From Amazon.com
"When something terrifically terrible happens to you, I think your brain
doesn't get it, for quite a while. You go on trying to see the world the way it was, even when common sense should tell you that everything has changed forever."
Semirah Garson is certain that nothing could ever be more horrific than what she has just lived through: a plane crash in the middle of the ocean followed by the shocking discovery that she and the other survivors are stranded on an apparently deserted island with no Target or Taco Bell in sight. But she's wrong. Because no matter how hard it is for Semi, Arnie, and Miranda to bear the sun, snakes, and fading hope of rescue, it's nothing compared to what Dr. Franklin has in store for them. It's his private island they've had the misfortune to land on. And it's his private hell they'll have to endure. Dr. Franklin is too old to test his theories of animal gene therapy on himself. He needs resilient teenage bodies that have already proven they can handle great trauma. Semi's always wondered what it might be like to breathe underwater. She just never imagined she'd know firsthand....
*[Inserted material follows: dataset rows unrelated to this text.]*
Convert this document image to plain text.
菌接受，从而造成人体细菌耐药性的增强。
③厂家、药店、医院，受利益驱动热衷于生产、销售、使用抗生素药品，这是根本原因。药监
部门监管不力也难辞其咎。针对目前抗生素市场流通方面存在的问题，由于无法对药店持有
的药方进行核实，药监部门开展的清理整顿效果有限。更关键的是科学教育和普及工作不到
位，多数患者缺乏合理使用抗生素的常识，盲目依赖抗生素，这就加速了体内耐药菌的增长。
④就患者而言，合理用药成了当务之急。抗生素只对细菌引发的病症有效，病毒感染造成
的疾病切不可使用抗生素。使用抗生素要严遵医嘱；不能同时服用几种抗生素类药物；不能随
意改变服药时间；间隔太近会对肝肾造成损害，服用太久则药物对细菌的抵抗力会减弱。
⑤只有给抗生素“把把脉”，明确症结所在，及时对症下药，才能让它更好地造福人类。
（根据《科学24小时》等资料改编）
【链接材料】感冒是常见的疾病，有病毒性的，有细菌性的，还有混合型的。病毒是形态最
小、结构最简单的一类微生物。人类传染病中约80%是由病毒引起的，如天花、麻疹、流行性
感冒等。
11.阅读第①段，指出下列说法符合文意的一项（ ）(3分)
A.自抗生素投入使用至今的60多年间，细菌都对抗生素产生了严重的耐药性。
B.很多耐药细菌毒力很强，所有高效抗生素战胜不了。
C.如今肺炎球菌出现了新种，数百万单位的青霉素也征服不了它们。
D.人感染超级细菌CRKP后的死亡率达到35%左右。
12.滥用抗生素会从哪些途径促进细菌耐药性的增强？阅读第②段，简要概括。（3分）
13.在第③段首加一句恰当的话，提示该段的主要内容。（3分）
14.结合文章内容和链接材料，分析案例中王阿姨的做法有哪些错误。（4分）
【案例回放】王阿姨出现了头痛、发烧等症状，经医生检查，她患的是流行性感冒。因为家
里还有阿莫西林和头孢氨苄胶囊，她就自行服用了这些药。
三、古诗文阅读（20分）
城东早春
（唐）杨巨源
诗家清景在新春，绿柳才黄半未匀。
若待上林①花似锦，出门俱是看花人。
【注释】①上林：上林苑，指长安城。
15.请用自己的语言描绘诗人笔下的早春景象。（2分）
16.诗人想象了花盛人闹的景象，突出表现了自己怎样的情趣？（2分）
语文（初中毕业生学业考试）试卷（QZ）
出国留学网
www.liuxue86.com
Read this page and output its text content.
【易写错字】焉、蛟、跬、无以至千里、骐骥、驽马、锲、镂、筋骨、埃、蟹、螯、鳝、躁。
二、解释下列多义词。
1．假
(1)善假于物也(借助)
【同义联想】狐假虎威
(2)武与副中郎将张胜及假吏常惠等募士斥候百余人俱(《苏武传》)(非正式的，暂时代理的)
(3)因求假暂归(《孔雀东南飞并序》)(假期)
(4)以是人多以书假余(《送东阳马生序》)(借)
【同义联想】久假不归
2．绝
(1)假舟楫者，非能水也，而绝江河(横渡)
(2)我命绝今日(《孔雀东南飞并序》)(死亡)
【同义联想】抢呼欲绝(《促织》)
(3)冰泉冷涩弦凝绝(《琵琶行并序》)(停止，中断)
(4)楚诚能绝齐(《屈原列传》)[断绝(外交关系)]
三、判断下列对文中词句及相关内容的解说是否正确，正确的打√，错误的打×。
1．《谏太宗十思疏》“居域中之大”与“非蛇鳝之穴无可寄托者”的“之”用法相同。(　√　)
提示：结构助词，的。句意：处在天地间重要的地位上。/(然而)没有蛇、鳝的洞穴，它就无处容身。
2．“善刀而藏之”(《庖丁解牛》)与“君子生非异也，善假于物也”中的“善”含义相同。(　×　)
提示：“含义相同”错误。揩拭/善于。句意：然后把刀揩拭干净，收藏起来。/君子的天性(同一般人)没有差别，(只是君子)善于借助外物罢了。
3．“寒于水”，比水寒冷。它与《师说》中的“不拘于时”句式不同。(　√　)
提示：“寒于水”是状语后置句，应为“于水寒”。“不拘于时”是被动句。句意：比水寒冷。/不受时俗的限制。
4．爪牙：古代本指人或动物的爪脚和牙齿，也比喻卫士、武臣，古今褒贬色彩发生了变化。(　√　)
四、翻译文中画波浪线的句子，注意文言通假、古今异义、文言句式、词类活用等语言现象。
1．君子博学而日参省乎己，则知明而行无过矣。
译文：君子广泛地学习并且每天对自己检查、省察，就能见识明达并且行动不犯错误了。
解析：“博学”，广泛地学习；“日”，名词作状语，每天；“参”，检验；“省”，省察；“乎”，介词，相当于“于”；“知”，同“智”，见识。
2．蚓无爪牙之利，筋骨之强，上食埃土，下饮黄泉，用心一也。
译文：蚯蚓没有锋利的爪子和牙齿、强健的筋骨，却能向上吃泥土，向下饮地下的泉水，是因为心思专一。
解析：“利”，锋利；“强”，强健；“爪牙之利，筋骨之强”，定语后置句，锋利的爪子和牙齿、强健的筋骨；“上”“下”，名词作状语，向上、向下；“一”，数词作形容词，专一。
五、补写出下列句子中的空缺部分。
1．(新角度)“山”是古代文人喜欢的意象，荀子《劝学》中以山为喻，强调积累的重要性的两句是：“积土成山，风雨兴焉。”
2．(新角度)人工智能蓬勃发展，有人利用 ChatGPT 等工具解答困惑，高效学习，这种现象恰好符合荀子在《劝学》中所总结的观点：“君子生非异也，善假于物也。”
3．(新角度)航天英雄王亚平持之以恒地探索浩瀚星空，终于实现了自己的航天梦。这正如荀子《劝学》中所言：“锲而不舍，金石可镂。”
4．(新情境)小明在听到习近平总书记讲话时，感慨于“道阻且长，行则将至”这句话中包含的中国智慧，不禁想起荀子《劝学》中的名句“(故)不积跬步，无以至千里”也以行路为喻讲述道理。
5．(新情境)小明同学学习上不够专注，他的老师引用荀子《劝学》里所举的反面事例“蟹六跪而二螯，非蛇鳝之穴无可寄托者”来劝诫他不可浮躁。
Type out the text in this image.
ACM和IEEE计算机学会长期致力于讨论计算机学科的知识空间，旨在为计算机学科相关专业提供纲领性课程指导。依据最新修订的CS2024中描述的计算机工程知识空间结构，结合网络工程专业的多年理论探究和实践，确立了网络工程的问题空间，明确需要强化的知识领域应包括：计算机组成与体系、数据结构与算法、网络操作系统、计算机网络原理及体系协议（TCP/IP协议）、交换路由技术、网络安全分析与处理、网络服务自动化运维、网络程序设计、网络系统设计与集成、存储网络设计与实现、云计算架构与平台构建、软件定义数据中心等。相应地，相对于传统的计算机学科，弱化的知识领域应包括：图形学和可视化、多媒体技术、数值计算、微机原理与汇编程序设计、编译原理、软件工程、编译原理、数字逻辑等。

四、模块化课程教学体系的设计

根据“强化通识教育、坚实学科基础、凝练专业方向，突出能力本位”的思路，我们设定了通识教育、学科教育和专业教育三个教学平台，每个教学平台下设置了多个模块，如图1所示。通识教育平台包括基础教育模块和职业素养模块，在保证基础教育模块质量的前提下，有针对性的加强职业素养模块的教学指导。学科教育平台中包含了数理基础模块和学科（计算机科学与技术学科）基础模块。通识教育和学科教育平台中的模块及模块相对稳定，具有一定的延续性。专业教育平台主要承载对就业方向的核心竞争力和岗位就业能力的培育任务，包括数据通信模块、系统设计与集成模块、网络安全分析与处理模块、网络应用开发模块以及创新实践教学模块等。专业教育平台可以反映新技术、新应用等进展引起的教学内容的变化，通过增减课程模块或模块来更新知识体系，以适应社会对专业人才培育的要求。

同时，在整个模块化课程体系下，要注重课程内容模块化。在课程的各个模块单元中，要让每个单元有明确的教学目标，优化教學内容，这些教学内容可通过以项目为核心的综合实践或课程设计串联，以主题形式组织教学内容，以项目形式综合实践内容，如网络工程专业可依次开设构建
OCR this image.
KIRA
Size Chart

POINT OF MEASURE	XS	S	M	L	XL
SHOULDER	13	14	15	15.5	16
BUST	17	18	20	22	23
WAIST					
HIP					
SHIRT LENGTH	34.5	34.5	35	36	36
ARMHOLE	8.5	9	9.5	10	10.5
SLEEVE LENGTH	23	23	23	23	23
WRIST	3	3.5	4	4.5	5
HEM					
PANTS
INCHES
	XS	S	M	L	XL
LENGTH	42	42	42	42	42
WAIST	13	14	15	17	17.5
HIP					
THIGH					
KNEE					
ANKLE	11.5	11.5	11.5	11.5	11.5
Veteran science fiction author Ann Halam has taken the framework of H.G. Wells's classic evolution parable The Island of Dr. Moreau and crafted an exquisitely wrought 21st-century update that plays on all our modern fears of test-tube clones and misguided medical ethics. Haunting, bold, and heartily recommended. (Ages 13 and older) --Jennifer Hubert
From Publishers Weekly
Halam (aka adult SF and fantasy author Gwyneth Jones) delivers a nightmarish thriller of white-knuckle intensity. Semirah, the shy, self-deprecating narrator, is among a group of 50 British teen winners of a science contest who are on their way to work with conservationists in Ecuador. Disaster strikes quickly: before the first chapter ends, a plane crash (was it a foiled hijacking?) strands Semirah and two other survivors on a remote island. Slowly and surely, the author turns the screws as Semirah, in the company of smart, brave Miranda and dishonest Arnie, watches every plan founder. Arnie sneaks off on his own and, as Miranda and Semirah gradually realize the full horror of their plight, their misery and dread become almost palpable. But even the worst of their experiences seems almost idyllic when they finally find the island's inhabitants: the mad scientist Dr. Franklin and his terrified employees. Dr. Franklin can hardly wait to start performing his trans-species genetic-engineering experiments on human subjects, and Miranda and Semirah are to be his first candidates. The bogeyman had got us, Semirah realizes. Nothing could save us: but we didn't have to die screaming. The characterizations are even richer and more credible than the premise is outlandish, and Halam heightens the tension by thoroughly imagining each stage of the girls' reactions to Dr. Franklin's elaborate cruelties. Only the cathartic ending will free readers from this scary novel's inexorable pull. Ages 14-up.